With the rise of social media, more and more young people are exposed to eating-related disorders. Dr William Rhys Jones, of the Royal College of Psychiatrists’ eating disorders faculty has said: “pressure for body perfection is on the rise for men of all ages, which is a risk factor for developing an eating disorder. Images of unhealthy male body ideals in the media place unnecessary pressure on vulnerable people who strive for acceptance through the way they look.” Only just recently has Instagram been held accountable for allowing the promotion of life-threatening eating disorders on their site. Beat, the UK’s leading eating disorder charity has said that: “so-called pro-ana and pro-mia content is widespread on social media and can be very harmful for people suffering from an eating disorder”. Whilst there is no evidence to suggest that those exposed to these types of images will all develop eating disorders, research has found that for those already suffering, this content is highly damaging.

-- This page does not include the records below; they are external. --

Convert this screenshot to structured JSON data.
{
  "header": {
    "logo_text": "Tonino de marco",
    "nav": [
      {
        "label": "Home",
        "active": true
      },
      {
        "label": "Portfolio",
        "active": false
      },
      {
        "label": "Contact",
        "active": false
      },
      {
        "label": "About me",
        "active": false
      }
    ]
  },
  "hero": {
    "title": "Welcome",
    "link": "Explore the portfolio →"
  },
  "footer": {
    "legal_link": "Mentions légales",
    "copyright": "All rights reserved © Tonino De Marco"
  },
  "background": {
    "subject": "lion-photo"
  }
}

So what can we do to solve this growing epidemic of male eating disorders in the UK? Well, Sam Thomas, founder of the charity Men Get Eating Disorders Too is seeking to raise awareness and provide support to the 10 to 25 per cent of eating disorder sufferers who do not fit the stereotype of
this not-so-female a problem. In addition to this, NHS England are investing an extra £30 million each year as part of a long term plan to tackle eating disorders in the UK, an investment that will surely help to de-stigmatise the problem of mental health among men. If we continue to make changes such as these, perhaps we will see a shift in focus for the young people of our society. Instead of glamourising these unhealthy behaviours, perhaps we will learn to treat them as the serious societal issue that they are. It is clear that regardless of gender, sex, race or religion, eating disorders are a very real problem in our society, and one that deserves our immediate attention.